The charges were served to their defence lawyers and the suspects were remanded in custody to await their trial and subsequent fate.
“Remand was a rude awakening,” writes Mr Odinga. The suspects were issued with uniforms that were old and torn, especially between the legs, as part of a psychological scheme to humiliate the suspects. Their diet consisted of no more than half-cooked ugali and what Mr Odinga describes as “vegetable water with a few limp leaves floating around”.
They were not allowed to talk to anyone, and their uniforms had a big C printed on the front, to indicate theirs was a capital offence.
They stayed in solitary confinement with virtually no sunlight.
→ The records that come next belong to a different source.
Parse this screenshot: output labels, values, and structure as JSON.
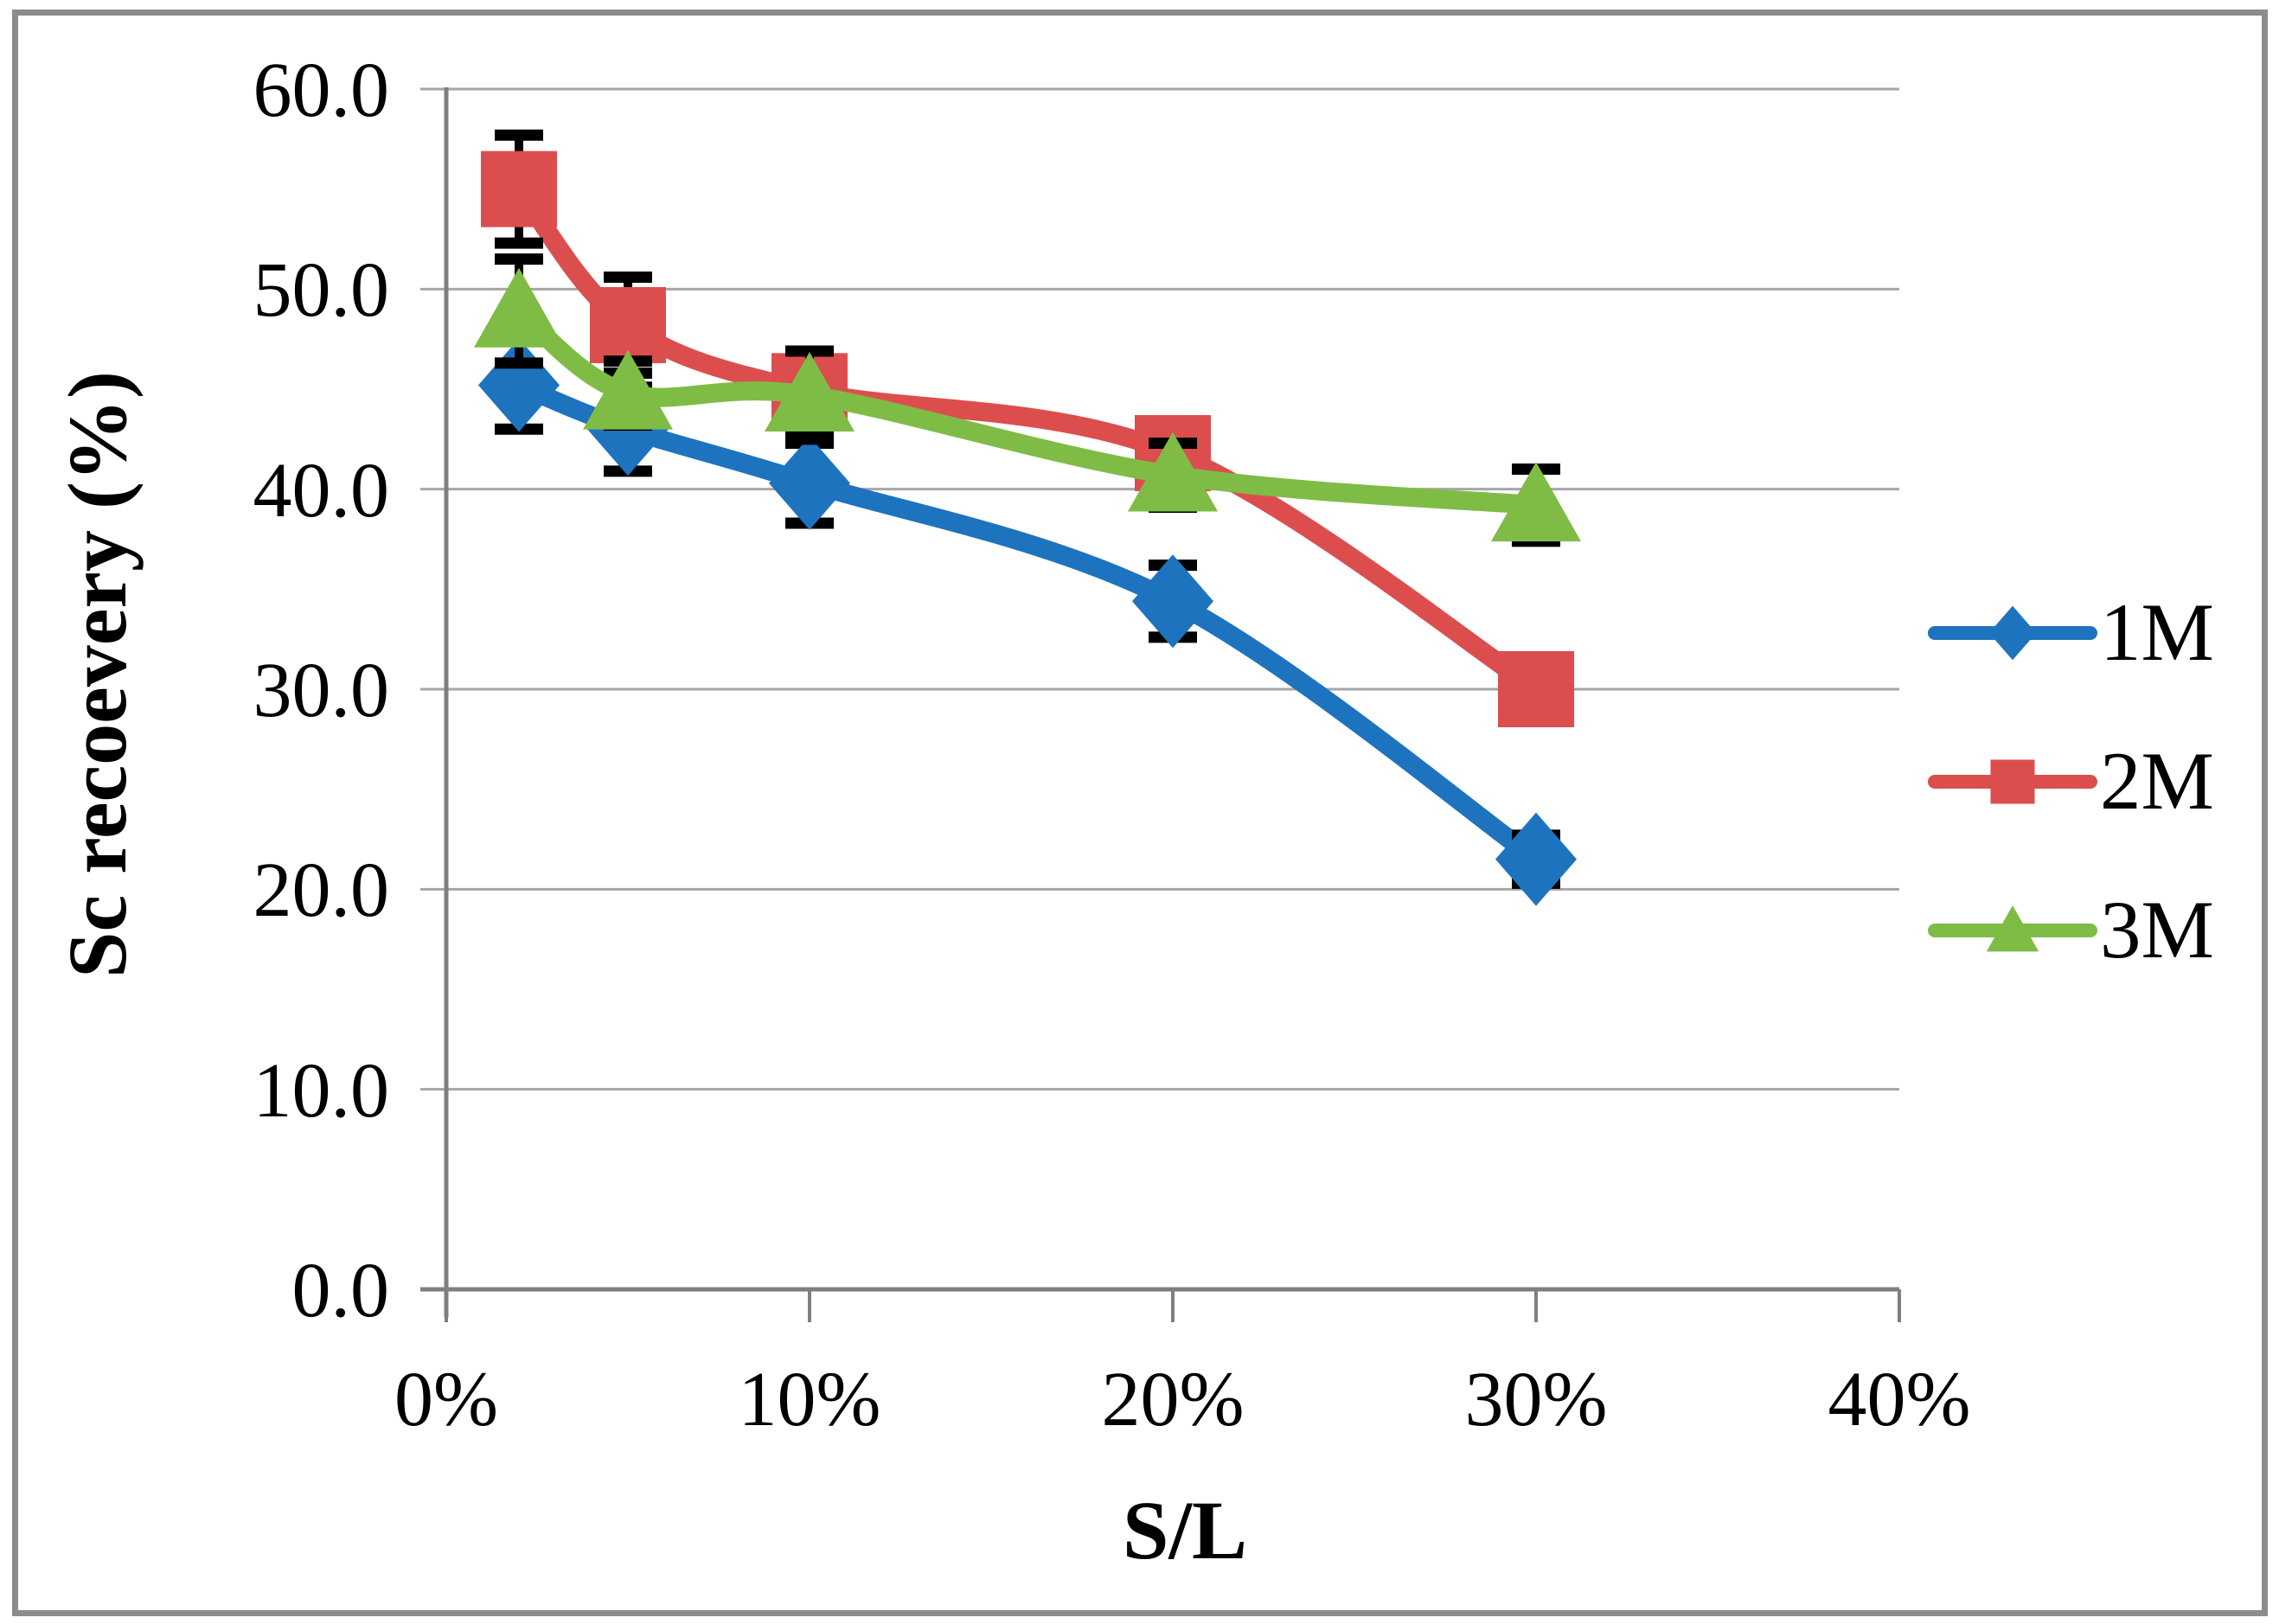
{
  "chart_data": {
    "type": "line",
    "title": "",
    "xlabel": "S/L",
    "ylabel": "Sc recoevery (%)",
    "x": [
      2,
      5,
      10,
      20,
      30
    ],
    "xlim": [
      0,
      40
    ],
    "ylim": [
      0,
      60
    ],
    "x_tick_values": [
      0,
      10,
      20,
      30,
      40
    ],
    "x_tick_labels": [
      "0%",
      "10%",
      "20%",
      "30%",
      "40%"
    ],
    "y_tick_values": [
      60,
      50,
      40,
      30,
      20,
      10,
      0
    ],
    "y_tick_labels": [
      "60.0",
      "50.0",
      "40.0",
      "30.0",
      "20.0",
      "10.0",
      "0.0"
    ],
    "grid": "horizontal",
    "legend_position": "right-middle",
    "error_bars": true,
    "line_style": "smooth",
    "series": [
      {
        "name": "1M",
        "marker": "diamond",
        "color": "#1E73BE",
        "values": [
          45.2,
          43.0,
          40.3,
          34.4,
          21.5
        ],
        "errors": [
          2.2,
          2.1,
          2.0,
          1.8,
          1.2
        ]
      },
      {
        "name": "2M",
        "marker": "square",
        "color": "#DC4E4E",
        "values": [
          55.0,
          48.2,
          44.9,
          41.8,
          30.0
        ],
        "errors": [
          2.7,
          2.4,
          2.0,
          1.4,
          1.5
        ]
      },
      {
        "name": "3M",
        "marker": "triangle",
        "color": "#7FBC46",
        "values": [
          48.9,
          44.8,
          44.7,
          40.7,
          39.2
        ],
        "errors": [
          2.6,
          1.6,
          2.2,
          1.6,
          1.8
        ]
      }
    ]
  },
  "style": {
    "grid_color": "#A6A6A6",
    "axis_color": "#7F7F7F",
    "error_color": "#000000",
    "frame_color": "#8C8C8C",
    "background": "#FFFFFF"
  }
}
They would be escorted to the toilets twice a day. This was done individually, so that they did not speak to anyone.
The warders spied on each other to ensure that no one helped the prisoners to break the rules. 
After several postponements, Raila’s trial was to take place on March 24, 1983. The prosecution was led by lawyer Sharad Rao (now chairman of the Judges and Magistrates Vetting Board).
Instead of commencing the trial, Mr. Rao announced orders from the Attorney General to enter a nolle prosequi – that the State no longer wished to prosecute the three. The three men were released immediately, but as they soon found out, they were not going home anytime soon.
That evening, provincial police chief, Philip Kilonzo, served them with detention orders signed by then internal security minister, Justus Ole Tipis. Detention was legal at that time.
“We three detainees arrived at Kamiti about midnight, back where we had started the day – but now we had a new home: the isolation block, the detention camp, the prison within a prison. The next phase of the struggle had begun,” writes Mr Odinga.
For over five years, Raila remained in prison, before Moi released him on February 5, 1988.